I’m definitely waiting too long between posts. I can’t remember where I’ve left off, and I don’t really want to go back and re-read it because I’ve already started this post, so I’ll just guess. Which, to be perfectly honest, is not really that great of an idea considering my memory these days is equivalent to an 80 year old’s (or my mom’s–about the same). But, nevertheless, we’ll give it a go.

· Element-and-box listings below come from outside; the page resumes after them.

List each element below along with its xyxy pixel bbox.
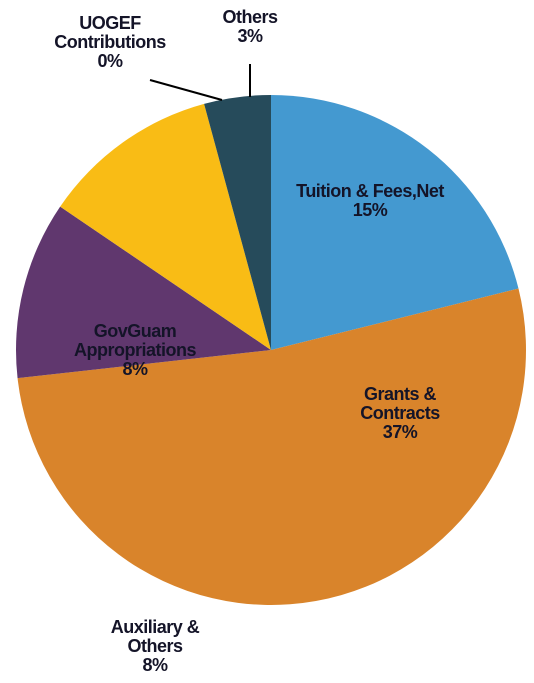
leader-line xyxy=(149,79,223,101)
pie-slice xyxy=(17,288,526,605)
slice-label: UOGEF Contributions 0% xyxy=(30,14,190,71)
pie-slice xyxy=(60,103,271,350)
pie-slice xyxy=(15,206,271,379)
slice-name: UOGEF Contributions xyxy=(54,13,166,52)
slice-name: Tuition & Fees,Net xyxy=(296,181,444,201)
slice-label: Tuition & Fees,Net 15% xyxy=(270,182,470,220)
pie-slice xyxy=(204,95,271,350)
slice-label: Auxiliary & Others 8% xyxy=(95,618,215,675)
slice-name: Others xyxy=(222,7,278,27)
slice-name: Grants & Contracts xyxy=(360,384,440,423)
slice-value: 0% xyxy=(97,51,123,71)
slice-label: Others 3% xyxy=(205,8,295,46)
slice-value: 3% xyxy=(237,26,263,46)
pie-slice xyxy=(271,95,519,350)
slice-name: Auxiliary & Others xyxy=(110,617,200,656)
slice-value: 37% xyxy=(382,422,418,442)
slice-label: Grants & Contracts 37% xyxy=(340,385,460,442)
slice-value: 15% xyxy=(352,200,388,220)
slice-label: GovGuam Appropriations 8% xyxy=(50,322,220,379)
slice-name: GovGuam Appropriations xyxy=(74,321,197,360)
slice-value: 8% xyxy=(122,359,148,379)
slice-value: 8% xyxy=(142,655,168,675)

I’m now in my 14th week, and I’ve decided that other than the horrible acne and crippling constipation, pregnancy really isn’t that bad. I mean, you lose about 9 weeks of your life sleeping all the time because you’re so tired you can’t get off the couch or out of bed for more than 15 minutes at a time, and your memory leaves you saying, “did I leave the light on?” 5 seconds after you’ve left the room, but other than that, oh, and the horrible acne that makes you look 15 years old (if it wasn’t for all the gray hairs and wrinkles sprouting every 5 minutes) and the constipation that ultimately gives you hemorrhoids, really, pregnancy isn’t that bad! (For the record, I don’t have hemorrhoids, but I’ve heard they’re fairly common in pregnancy, so I’m not counting them out.)
Meanwhile, I’m more or less sprouting a bump that looks kinda like I might be pregnant, or, I could just be fat. By the afternoons, though, I’m carrying so much water weight I look like I’m about 6 months along! Given that I’m just 3 1/2 months, I’m a little worried that we might be growing a big baby. I may be begging the doctor to induce labor at 30 weeks! Did I mention the ultrasound technician already said little Peanut is big for his (or her, but we’re all pretty sure it’s a boy) size. Great. I do hope you all realize that if we have a boy, we’ll never hear the end of, “I told you I only produce males,” from Ryan.
Well, my days as a working woman here in Arkansas are coming to a close (thank goodness). My orders run out on the 30th, and then I have drill the first weekend of October before I get to head back to Georgia. Unfortunately, Ryan’s still in the field that week, but he’s getting a 4 day pass for Columbus Day, so he’ll finally get to come to one of my doctor’s appointments, at which, incidentally, we’re supposed to find out the sex of the baby. Everybody cross your fingers and hope that RJ cooperates!